There is difference. You can see PCA_1 is following Dow Jones index by there is some difference. Since the first component is only explaining 63% of the variability we don’t expect it to follow Dow Jones very closely. We should include the first 5 PCA components into PCA_5 and see how well it follows the Dow Jones. We plot the 3 lines PCA_1, PCA_5 and DJIA and see how well these 2 PCA indexes approximate DJIA.
#improve the results
pca = KernelPCA(n_components=5).fit(data.apply(scale_function))
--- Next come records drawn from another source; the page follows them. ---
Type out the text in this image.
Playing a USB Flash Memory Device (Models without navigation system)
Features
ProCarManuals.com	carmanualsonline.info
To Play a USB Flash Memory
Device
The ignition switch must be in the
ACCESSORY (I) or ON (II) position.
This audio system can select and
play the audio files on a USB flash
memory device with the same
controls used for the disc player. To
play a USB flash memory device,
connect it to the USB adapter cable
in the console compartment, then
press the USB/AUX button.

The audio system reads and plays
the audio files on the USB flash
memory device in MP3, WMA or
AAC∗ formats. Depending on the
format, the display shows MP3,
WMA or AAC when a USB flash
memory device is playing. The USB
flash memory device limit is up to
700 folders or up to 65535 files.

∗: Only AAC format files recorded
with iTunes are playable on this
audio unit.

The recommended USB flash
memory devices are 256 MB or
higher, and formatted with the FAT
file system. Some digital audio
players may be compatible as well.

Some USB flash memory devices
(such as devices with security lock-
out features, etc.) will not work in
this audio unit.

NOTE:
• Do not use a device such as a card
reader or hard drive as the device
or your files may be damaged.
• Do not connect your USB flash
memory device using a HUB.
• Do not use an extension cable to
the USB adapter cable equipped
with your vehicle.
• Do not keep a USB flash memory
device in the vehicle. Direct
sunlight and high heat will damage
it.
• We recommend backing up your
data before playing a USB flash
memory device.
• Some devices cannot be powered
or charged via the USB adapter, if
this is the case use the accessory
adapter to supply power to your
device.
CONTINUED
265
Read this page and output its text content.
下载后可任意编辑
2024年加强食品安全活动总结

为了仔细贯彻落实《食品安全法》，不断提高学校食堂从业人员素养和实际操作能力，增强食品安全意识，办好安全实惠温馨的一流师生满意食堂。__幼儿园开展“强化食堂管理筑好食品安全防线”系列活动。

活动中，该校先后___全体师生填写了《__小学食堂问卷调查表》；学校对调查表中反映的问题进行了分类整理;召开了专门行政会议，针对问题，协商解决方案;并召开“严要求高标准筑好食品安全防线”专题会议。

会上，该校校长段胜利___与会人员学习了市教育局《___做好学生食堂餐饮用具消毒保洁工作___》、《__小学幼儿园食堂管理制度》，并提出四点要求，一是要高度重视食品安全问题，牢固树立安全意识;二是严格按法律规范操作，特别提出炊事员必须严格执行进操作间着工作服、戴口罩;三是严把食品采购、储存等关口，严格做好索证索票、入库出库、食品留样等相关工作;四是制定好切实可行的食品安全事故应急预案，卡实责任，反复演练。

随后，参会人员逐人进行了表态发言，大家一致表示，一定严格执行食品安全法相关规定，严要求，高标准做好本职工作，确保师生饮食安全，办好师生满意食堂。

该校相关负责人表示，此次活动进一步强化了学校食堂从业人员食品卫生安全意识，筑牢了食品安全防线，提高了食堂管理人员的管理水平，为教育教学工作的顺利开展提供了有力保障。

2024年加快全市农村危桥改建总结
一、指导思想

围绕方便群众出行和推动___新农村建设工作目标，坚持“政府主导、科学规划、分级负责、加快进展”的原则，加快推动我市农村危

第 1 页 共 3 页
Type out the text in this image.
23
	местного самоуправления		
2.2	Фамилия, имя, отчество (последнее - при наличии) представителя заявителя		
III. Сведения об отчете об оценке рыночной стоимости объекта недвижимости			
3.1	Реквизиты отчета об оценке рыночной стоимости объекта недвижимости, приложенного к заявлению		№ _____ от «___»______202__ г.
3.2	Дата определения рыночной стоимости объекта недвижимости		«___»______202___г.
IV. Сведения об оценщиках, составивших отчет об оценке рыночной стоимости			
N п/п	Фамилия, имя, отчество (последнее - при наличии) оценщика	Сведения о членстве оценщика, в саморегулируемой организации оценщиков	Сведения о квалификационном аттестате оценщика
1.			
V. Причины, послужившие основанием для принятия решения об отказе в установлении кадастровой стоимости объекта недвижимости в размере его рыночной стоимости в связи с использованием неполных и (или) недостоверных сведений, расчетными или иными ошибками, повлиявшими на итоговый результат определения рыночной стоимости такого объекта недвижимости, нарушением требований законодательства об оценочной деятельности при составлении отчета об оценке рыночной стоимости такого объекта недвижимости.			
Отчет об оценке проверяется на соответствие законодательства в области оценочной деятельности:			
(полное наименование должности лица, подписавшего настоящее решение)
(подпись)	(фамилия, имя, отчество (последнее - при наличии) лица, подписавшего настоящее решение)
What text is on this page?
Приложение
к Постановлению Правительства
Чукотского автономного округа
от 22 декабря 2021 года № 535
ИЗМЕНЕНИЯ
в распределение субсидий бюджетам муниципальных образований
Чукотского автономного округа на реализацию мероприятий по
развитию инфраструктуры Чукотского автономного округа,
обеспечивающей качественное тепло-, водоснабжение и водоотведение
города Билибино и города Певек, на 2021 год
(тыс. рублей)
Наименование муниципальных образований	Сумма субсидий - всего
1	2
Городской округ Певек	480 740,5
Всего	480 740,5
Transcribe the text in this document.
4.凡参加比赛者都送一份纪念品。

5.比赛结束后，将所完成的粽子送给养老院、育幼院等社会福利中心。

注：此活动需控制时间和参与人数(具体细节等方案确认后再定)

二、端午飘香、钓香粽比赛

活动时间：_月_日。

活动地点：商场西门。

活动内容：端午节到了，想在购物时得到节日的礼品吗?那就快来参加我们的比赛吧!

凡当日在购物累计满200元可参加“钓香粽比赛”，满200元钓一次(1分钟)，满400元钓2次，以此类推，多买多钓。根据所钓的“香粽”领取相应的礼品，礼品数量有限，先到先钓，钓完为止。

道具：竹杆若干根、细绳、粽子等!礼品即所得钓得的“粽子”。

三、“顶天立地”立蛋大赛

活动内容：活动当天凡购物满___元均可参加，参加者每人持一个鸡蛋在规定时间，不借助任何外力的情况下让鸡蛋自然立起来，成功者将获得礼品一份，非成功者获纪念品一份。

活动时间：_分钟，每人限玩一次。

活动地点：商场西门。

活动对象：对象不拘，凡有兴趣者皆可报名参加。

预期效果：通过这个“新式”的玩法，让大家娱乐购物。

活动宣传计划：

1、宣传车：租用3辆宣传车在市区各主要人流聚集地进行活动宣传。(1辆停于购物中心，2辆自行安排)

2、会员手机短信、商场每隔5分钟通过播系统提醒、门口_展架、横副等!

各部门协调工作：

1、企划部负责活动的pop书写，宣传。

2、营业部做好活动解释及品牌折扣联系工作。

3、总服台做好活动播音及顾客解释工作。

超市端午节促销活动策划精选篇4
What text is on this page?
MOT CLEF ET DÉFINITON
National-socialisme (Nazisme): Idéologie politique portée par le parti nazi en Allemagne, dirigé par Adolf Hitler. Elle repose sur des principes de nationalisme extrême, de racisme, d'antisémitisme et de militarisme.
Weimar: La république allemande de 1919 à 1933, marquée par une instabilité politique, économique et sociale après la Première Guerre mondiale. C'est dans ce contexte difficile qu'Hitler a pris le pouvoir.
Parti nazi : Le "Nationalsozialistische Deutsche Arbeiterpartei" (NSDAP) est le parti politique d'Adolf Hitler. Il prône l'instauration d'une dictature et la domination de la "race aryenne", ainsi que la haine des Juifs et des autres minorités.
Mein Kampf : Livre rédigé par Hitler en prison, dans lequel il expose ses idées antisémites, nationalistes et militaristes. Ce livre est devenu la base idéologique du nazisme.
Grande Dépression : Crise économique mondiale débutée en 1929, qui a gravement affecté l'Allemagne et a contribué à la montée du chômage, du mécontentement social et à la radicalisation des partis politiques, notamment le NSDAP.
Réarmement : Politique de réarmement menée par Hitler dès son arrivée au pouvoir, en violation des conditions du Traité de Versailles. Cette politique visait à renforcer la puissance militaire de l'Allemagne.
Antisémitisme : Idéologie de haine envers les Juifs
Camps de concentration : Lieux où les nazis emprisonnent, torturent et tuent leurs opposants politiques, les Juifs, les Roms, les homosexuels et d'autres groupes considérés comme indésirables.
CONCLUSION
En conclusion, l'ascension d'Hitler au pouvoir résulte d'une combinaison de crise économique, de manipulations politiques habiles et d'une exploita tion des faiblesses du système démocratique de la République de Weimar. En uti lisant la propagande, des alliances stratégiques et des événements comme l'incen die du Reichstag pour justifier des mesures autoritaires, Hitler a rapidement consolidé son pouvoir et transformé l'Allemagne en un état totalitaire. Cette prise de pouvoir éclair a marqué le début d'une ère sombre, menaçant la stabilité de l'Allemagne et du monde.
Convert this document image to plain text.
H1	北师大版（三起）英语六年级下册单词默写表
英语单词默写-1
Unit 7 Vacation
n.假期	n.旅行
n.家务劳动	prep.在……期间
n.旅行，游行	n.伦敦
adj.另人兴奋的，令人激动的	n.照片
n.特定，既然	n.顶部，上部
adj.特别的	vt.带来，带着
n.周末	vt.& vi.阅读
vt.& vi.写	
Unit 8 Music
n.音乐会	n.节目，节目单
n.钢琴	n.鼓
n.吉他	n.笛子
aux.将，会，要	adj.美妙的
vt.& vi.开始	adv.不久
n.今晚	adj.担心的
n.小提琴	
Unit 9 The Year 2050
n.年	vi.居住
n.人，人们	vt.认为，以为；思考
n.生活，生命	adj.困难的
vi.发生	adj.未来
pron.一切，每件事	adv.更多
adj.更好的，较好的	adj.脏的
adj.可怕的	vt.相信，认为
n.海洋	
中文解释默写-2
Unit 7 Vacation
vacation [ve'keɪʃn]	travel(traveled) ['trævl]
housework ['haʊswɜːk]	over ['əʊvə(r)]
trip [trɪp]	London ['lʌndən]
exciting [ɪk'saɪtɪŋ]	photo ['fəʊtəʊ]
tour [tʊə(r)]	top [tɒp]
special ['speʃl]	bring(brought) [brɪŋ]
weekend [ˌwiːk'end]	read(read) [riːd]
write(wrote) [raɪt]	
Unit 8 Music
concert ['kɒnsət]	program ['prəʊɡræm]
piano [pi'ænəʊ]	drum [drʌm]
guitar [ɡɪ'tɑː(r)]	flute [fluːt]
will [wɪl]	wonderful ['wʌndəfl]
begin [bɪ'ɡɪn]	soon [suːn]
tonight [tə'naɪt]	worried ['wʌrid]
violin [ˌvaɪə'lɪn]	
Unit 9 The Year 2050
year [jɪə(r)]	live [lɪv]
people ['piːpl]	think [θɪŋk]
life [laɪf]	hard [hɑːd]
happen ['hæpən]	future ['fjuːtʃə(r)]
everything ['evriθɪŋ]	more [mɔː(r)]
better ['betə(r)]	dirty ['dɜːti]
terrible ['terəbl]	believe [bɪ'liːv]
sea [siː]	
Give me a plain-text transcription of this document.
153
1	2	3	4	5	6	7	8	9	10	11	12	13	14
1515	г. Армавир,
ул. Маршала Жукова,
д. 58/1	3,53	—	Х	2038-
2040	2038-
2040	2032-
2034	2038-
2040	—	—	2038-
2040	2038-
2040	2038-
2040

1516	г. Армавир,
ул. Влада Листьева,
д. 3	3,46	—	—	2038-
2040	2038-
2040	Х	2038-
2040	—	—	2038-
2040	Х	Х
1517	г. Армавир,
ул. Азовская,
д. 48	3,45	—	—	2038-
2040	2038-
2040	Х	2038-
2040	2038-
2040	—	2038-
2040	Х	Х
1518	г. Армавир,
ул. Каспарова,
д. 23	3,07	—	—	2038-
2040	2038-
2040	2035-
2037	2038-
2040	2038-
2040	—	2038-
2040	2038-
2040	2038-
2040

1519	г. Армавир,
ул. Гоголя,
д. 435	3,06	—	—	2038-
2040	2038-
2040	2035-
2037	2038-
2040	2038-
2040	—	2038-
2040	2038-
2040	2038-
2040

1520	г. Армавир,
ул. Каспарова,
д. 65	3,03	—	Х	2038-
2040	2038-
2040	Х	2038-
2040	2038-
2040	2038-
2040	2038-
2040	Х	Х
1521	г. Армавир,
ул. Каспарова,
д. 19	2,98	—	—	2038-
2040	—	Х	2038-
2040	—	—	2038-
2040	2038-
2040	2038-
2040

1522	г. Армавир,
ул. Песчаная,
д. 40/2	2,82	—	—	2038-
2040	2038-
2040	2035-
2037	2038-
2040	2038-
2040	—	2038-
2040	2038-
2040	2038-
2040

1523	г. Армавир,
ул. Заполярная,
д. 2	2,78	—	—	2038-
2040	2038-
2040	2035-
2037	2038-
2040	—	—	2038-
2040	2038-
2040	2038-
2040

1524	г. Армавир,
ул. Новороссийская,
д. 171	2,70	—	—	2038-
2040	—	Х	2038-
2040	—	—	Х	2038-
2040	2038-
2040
pca_components = pca.transform(-data)
weights = get_we(pca.lambdas_)
dji['PCA_5'] = np.dot(pca_components, weights)
import matplotlib
import matplotlib.pyplot as plt
dji.apply(scale_function).plot(figsize=(8, 4))
Below is the plot of the three lines on the same graph!
There is some difference still. Anyway the purpose of this post was only educational. We wanted to show how to do PCA on Dow Jones Index.